Argh! The scale's been bouncing up and down the same five pounds for two-plus weeks now! I keep telling myself that a) my muscles are sore, so there's water retention there, b) I'm on the verge of TOM so there's water retention there, c) my clothing is fitting looser and looser, so something's happening to the fat, d) patience, grasshopper, you've gotta get some ... but it's not helping. I'm impatient. I want to see numbers move! Dammit!
I know that, with the exception of Tuesday's birthday lunch where I gave myself permission to misbehave within reason (and kept it within reason) I've been pretty consistently keeping my carbs under 20 net. I feel like my calories are a bit high, typically between 2000 and 2500, but that's still low enough for the weight to be creeping off. Supposedly. I've been pretty active, although not as much as I could be (here comes excuse: by the time I get home from work I'm so tired all I want is supper and zzZZZzzzz).

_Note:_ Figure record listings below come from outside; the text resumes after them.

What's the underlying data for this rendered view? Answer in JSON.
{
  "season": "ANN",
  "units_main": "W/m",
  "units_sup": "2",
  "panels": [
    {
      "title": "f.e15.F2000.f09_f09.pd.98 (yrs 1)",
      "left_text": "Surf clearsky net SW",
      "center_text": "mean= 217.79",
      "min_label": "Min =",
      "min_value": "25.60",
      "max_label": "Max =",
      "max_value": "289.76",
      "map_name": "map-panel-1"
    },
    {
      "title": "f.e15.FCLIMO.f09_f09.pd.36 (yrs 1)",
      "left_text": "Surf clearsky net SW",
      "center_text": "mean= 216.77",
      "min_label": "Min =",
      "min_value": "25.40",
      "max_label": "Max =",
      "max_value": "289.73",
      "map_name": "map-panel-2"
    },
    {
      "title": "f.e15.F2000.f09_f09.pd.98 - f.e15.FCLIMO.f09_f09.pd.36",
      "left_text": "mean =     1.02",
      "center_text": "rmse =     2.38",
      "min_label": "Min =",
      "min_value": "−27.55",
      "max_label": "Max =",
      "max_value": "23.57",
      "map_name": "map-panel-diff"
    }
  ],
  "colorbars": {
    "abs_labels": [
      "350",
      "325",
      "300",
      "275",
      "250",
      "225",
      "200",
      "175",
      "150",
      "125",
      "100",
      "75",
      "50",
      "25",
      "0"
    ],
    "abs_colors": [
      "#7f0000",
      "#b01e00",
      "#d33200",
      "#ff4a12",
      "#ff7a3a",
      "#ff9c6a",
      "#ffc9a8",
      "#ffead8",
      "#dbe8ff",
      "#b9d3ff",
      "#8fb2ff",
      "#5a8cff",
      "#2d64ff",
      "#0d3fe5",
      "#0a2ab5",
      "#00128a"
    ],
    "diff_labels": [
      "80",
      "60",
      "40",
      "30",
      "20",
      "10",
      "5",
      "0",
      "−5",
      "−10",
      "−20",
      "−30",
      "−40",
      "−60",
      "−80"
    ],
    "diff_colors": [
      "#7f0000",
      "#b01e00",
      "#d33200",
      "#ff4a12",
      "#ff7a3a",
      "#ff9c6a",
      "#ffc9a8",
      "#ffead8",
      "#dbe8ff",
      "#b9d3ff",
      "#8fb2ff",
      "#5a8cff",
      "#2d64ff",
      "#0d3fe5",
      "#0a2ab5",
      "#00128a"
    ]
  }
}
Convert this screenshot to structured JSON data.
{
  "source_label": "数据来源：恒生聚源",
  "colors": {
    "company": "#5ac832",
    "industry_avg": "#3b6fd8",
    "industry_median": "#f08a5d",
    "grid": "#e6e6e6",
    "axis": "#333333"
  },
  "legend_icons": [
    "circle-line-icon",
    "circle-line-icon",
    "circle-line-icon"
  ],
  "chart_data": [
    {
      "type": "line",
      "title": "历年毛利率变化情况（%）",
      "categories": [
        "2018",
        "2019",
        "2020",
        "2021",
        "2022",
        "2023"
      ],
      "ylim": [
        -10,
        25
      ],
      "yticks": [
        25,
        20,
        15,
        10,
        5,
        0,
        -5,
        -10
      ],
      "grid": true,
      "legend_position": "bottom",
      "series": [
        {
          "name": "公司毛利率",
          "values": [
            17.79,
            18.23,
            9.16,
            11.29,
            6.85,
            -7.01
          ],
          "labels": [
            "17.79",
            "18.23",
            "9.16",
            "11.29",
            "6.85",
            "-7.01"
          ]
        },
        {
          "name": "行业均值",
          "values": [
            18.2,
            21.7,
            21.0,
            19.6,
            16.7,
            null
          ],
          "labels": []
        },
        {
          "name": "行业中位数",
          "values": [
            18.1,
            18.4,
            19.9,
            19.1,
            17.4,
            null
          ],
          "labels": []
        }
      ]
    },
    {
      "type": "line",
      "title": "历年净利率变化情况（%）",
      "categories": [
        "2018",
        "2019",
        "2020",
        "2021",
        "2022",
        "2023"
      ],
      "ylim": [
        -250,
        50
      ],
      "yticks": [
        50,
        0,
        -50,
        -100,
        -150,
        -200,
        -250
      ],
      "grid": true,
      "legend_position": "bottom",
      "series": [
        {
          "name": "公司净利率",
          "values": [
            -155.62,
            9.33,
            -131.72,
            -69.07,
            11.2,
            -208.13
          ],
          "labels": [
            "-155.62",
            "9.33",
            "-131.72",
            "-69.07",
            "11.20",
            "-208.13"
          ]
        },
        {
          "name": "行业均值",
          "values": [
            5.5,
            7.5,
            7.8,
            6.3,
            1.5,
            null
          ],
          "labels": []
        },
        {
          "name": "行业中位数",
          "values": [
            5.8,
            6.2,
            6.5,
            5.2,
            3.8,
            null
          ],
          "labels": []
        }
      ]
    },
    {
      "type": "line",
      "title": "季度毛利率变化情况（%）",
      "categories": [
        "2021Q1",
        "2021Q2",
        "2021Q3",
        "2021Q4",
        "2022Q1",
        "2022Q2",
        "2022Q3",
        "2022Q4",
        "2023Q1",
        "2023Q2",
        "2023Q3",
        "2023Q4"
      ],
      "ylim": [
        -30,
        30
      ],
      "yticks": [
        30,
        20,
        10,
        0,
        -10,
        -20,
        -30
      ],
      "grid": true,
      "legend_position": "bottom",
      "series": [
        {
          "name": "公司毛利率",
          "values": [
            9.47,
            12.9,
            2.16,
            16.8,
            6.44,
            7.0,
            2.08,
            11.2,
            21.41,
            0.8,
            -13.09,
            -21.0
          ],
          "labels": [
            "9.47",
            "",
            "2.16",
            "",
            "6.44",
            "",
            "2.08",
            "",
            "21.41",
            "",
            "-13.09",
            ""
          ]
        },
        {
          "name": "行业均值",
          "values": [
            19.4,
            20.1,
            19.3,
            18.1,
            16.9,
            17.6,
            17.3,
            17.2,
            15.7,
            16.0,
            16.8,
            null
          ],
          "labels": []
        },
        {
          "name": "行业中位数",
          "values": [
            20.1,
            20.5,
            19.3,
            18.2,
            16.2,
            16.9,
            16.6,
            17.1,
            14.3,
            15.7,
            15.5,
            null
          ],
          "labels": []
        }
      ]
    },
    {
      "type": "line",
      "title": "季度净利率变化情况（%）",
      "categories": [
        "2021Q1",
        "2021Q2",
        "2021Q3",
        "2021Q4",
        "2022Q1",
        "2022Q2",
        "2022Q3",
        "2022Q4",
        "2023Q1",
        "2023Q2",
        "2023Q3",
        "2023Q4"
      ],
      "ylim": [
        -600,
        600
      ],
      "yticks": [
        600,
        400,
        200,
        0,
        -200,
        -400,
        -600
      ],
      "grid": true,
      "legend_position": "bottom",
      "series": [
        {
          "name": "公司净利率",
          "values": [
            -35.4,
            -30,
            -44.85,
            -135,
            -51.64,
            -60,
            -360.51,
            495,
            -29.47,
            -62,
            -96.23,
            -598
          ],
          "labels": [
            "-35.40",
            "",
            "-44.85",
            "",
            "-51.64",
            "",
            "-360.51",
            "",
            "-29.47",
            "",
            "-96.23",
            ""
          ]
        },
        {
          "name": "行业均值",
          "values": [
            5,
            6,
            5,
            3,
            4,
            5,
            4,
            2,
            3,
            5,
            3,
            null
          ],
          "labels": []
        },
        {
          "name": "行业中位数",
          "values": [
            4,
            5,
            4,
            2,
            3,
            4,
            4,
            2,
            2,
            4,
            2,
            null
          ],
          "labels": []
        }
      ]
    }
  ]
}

But damn you, evil scale of evilness! Move! Noooo, not THAT way! The OTHER way! Now!
(Why yes, I AM obsessing. Again. Or, well, still. *sheepish grin*)
In other news, the cat is still deeply unhappy with her cone of shame, but acting like she's feeling quite a lot better. I had to chase the pill bottle top across the room today after pushing the antibiotic down her throat (hey, exercise!) and she managed to reboot my computer in the process.
She's like a little furry toddler, she is.